I'll be honest, this quote was a little hard for me to swallow because I DID NOT feel this way when I became a parent. Between the postpardum depression, and going back to work full-time, my life had been a mess and I hated being a parent. It wasn't until we made major life changes; me transitioning to a SAHM and going to see counseling for the depression has this quote making me smile. Everyday now, I fall more and more in love with my little son. I honestly thought I would never get to this point, but I finally feel for the first time in over a year, that being a parent isn't so bad. I can actually say that I love my life and my relationship with Liam grows each and everyday more beautiful than I could ever imagine.
This quote is so hard for me to hear. I literally just sat here and re-read this about 20 minutes.
I have been in a hard, long season of depression and joylessness. I don't know if that's a word but I just invented it, so whatever, it's my blog so my rules :-) Anyways, simple put, joy is a choice. Just like most emotions in life. I wrote on our blackboard this phrase,"Today is a good day, for a good day." So every time I get upset or want to yell at little Liam (my son) I see that big annoying board and it reminds me that I have control over my emotions, and I get to choose if we are going to have a good day or not. I am the homemaker and I am the one setting the tone or atmosphere in our home, so what will I choose today?
So next time you're frustrated that the house is a mess and you didn't get anything on your unrealistic check list done, just remember that it's really not the end of the world. You get to be the person that affects your home, that little face looking at you, and the people who surround you. Joy is a choice, so what will be your choice today?
To me this quote says, "Andrea, you can read books, ask for advice and get unwanted advice, but motherhood is different for everybody and you're going to have to figure out some stuff on your own."
I will be the first to admit that I ask for help and advice ALL THE TIME! But I'm not ashamed, cause I know I need help and I want to glean on the wisdom of others. I think though we can get caught up in what everybody else says, and what everybody is doing and you start to question, "am I doing this right? Why isn't this working for us?" The list goes on and on. What works for one family doesn't work for another, and God gave YOU your baby because he wanted YOU to raise your baby, not someone else. He gave YOU that baby because He knew YOU could do it, and that you would be the best mom for that baby. Trust your instincts. So if you just keep hitting a wall with your kid(s) and are wondering what more should you do, ask the Guy who created that little one and I'm sure He'll give you some answers.
Maya Angelou... need I say more? Being present and thankful as a mom can be extremely difficult on a day to day basis. It's really true of what the moms of old say, "Enjoy every moment, you won't have it forever." It's hard to really appreciate that when your baby is screaming and your toddler is pulling your hair, when you just want to go to the bathroom in peace and they bang on the door and cry like you've abandoned them!
Being present and thankful in those small moments when you are feeding them and they stop, stare and give you a toothless grin. When they unknowingly hold your hand when you're crying about everything, when they say those precious words, "I love you Mommy". I have yet to hear that last one, but when I do it will be the best day ever and I will be more grateful to have that little person cheer me on and remind me to be ever present and ever thankful for the life that I have.

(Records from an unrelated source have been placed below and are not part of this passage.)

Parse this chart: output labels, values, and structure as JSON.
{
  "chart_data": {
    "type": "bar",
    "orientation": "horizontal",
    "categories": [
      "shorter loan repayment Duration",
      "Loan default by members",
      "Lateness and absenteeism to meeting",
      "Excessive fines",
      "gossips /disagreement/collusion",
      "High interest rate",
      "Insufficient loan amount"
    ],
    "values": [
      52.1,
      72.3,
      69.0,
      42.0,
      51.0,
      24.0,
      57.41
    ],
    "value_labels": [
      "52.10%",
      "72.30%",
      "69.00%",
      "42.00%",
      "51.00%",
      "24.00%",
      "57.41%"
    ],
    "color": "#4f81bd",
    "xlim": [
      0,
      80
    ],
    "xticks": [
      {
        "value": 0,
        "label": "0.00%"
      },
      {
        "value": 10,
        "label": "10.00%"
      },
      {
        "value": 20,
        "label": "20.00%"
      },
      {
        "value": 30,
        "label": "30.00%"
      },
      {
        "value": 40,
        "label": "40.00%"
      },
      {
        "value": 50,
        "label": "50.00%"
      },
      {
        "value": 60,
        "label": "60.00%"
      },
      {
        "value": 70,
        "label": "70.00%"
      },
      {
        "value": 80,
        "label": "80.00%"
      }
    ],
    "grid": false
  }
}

After many months of transition, pain and loss of self, I finally feel like I am rediscovering who I am. Since having my first child and battling PPD, it's been a struggle to find enjoyment in everyday life. We recently celebrated my son's first birthday and it was a joy to say the least with family and friends surrounding our little boy with love and affection. I "officially" am a SAHM (Stay-at-home-mom) and just enjoyed my first week with little Liam. Though both of us have been sick, it has been an extremely enjoyable week learning, talking and shopping together. Yes, momma likes to shop.
Now transitioning from full-time marketplace, to full-time mommyhood, I feel a sense of relief and even feel at peace with just having one occupation. I think if I wasn't battling so much with PPD and other things in my life right now maybe it would of been ok for me to stay in the marketplace, but mentally, spiritually, emotional and physically it has stripped me. I think working moms are seriously the best. I wasn't able to do it, but I have such respect for mothers who go back to work after having a baby. My mother was a single parent herself for a time and I seriously don't know how she did it. My mother has sacraficed so much of herself for us and even now I tear up just thinking about all the things she had to do to push us to have better. It is a courage that has marked my heart forever.
I am very grateful though that my husband has witnessed the past year and has called for a change. I am grateful and humbled that he wants me to stay at home with our son and give all my energy and attention to his needs. Adjusting to my new schedule is interesting, but today is the first day that I can say, that I have felt true happiness, and I haven't felt this way in a long time.